How does subscribe work with "foreign keys"?
Is fetch ~= to a subscription?
Question Set 3:
What is an appropriate use of Tracker.autorun?
Why/when should I use it instead of subscribe or fetch?
what happens when you subscribe and find/fetch
The client calls subscribe which informs the server that the client wants to see a particular set of documents.
The server accepts or rejects the subscription request and publishes the matching set of documents.
Sometime later (after network delay) the documents arrive on the client. They are stored in a database in the browser called minimongo.
A subsequent fetch/find on the collection in which the aforementioned documents are stored will query minimongo (not the server).
If the subscribed document set changes, the server will publish a new copy to the client.
Recommended reading: understanding meteor publications and subscriptions.
question 1
The order matters. You can't see documents that you haven't subscribed for (assuming autopublish is off). However, as I point out in common mistakes, subscriptions don't block. So a subscription followed by an immediate fetch is should return undefined.
Subscriptions don't stop on their own. Here's the breakdown:
A global subscription (one made outside of your router or template) will never stop until you call its stop method.
A route subscription (iron router) will stop when the route changes (with a few caveats).
A template subscription will stop when the template is destroyed.
question 2
This should be mostly explained by the first section of my answer. You'll need both sets of documents in order to join them on the client. You may publish both sets at once from the server, or individually - this is a complex topic and depends on your use case.
question 3
These two are somewhat orthogonal. An autorun is a way for you to create a reactive computation (a function which runs whenever its reactive variables change) - see the section on reactivity from the docs. A find/fetch or a subscribe could happen inside of an autorun depending on your use case. This probably will become more clear once you learn more about how meteor works.
Essentially, when you subscribe to a dataset, it fills minimongo with that data, which is stored in the window's local storage. This is what populates the client's instance of that Mongo with data, otherwise, basically all queries will return undefined data or empty lists.

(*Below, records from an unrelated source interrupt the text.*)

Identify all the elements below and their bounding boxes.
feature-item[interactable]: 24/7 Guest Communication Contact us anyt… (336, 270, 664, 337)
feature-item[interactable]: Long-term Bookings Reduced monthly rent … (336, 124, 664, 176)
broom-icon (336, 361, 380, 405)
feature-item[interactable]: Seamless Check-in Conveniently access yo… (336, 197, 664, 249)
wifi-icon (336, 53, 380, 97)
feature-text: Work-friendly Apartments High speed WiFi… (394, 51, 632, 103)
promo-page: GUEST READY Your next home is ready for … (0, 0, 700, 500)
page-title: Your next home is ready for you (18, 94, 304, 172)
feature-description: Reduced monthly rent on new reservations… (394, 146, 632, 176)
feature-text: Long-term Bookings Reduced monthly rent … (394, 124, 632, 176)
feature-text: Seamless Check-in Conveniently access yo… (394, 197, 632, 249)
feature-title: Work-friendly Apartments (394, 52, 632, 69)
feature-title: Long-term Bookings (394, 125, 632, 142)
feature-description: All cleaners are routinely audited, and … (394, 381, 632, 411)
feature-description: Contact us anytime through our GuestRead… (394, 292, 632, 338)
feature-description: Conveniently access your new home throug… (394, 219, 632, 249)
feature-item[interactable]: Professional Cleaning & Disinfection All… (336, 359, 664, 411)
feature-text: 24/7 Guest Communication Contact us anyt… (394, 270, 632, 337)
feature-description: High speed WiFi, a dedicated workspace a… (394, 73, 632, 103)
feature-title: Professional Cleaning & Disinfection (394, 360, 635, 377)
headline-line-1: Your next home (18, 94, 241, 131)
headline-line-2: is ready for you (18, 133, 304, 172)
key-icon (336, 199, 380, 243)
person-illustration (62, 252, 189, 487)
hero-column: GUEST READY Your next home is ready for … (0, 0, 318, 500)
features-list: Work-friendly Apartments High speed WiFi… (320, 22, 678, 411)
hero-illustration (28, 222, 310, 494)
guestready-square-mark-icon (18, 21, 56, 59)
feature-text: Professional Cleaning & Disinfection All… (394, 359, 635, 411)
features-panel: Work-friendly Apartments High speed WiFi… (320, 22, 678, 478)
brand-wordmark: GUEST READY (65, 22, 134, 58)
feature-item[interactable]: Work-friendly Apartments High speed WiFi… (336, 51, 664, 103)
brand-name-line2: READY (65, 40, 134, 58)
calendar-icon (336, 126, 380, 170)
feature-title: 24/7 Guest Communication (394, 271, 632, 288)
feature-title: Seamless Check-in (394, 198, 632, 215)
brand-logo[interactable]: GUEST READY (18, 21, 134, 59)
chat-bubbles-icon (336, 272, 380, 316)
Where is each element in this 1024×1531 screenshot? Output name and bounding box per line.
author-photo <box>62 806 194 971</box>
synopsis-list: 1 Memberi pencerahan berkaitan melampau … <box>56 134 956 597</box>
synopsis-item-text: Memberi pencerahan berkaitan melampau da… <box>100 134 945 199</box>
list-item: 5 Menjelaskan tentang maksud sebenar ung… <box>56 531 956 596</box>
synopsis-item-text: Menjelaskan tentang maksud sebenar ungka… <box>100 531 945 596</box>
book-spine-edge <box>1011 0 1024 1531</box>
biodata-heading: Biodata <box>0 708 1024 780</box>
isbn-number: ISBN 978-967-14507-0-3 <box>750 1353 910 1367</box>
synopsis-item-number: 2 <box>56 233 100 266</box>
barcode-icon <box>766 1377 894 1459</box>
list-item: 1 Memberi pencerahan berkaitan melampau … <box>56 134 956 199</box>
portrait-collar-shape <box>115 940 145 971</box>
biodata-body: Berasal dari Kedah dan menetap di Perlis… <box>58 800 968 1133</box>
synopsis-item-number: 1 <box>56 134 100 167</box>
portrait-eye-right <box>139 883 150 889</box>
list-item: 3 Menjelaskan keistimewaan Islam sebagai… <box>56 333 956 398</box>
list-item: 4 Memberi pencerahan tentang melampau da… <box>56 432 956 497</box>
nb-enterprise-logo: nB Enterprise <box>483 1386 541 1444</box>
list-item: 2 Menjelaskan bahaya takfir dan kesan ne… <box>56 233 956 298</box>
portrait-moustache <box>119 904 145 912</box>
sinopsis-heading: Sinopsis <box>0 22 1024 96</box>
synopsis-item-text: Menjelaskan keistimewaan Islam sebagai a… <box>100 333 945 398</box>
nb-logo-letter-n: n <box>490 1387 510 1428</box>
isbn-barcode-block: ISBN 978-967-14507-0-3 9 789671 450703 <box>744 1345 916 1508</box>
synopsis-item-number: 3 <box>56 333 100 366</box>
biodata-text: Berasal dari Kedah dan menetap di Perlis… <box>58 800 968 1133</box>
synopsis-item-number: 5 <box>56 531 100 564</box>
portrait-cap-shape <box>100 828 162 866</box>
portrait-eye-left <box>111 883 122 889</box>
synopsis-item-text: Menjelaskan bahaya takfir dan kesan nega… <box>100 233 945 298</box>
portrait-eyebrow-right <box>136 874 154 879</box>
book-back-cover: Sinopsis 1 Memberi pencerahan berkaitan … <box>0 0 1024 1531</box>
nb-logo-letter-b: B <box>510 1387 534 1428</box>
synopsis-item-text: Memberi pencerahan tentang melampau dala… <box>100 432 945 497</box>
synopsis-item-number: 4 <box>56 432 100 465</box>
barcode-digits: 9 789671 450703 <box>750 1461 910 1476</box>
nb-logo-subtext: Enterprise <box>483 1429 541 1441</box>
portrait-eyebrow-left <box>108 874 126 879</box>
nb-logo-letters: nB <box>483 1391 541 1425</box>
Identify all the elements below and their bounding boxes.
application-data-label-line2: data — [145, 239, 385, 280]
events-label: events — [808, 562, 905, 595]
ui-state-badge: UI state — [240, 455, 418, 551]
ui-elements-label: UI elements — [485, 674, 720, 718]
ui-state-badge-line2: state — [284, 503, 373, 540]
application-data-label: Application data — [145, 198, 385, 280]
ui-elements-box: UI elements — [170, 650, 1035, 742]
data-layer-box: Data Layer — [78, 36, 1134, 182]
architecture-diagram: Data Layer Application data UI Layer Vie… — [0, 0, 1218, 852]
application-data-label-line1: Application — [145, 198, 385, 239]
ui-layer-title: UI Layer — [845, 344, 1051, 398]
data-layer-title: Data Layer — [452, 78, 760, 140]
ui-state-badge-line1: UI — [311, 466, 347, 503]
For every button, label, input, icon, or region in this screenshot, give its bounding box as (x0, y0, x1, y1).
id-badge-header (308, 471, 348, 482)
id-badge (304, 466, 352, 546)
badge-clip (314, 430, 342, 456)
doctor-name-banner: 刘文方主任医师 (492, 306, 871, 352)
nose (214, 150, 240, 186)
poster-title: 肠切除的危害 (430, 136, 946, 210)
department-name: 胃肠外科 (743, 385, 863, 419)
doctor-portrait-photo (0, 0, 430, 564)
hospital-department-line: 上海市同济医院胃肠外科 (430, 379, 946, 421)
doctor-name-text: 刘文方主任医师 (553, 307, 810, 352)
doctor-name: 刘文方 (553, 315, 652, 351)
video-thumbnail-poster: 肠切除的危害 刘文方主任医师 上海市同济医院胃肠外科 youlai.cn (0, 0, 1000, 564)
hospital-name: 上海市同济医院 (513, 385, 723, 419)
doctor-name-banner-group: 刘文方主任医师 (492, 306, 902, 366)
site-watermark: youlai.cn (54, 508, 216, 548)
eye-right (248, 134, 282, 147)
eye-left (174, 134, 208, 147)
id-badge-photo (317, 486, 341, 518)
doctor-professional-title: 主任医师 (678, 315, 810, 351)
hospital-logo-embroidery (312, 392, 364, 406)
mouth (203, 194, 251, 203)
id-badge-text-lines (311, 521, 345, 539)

To summarize: Subscribe and Publish are used to give different data to different users. The most common example would be giving different data based on roles. Say, for instance, you have a web application where you can see a "public" and a "friend" profile.
Meteor.publish('user_profile', function (userId) {
if (Roles.userIsInRole(this.userId, 'can-view', userId)) {
return Meteor.users.find(userId, {
fields: {
public: 1,
profile: 1,
friends: 1,
interests: 1
}
});
} else {
return Meteor.users.find(userId, {
fields: { public: 1 }
});
}
});
Now if you logged in as a user who was not friends with this user, and did Meteor.subscribe('user_profile', 'theidofuser'), and did Meteor.users.findOne(), you would only see their public profile. If you added yourself to the can-view role of the user group, you would be able to see public, profile, friends, and interests. It's essentially for security.
Knowing that, here's how the answers to your questions breaks down:
Order of operations matters, in the sense that you will get undefined unless it's in a reactive block (like Tracker.autorun or Template.helpers).
you still need to use the subscribe when using fetch. All fetch really does is return an array instead of a cursor. To publish with foreign keys is a pretty advanced problem at times, I recommend using reywood:publish-composite, which handles the annoying details for you
Tracker.autorun watches reactive variables within the block and will rerun the function when one of them changes. You don't really ever use it instead of subscribing, you just use it to watch the variables in your scope.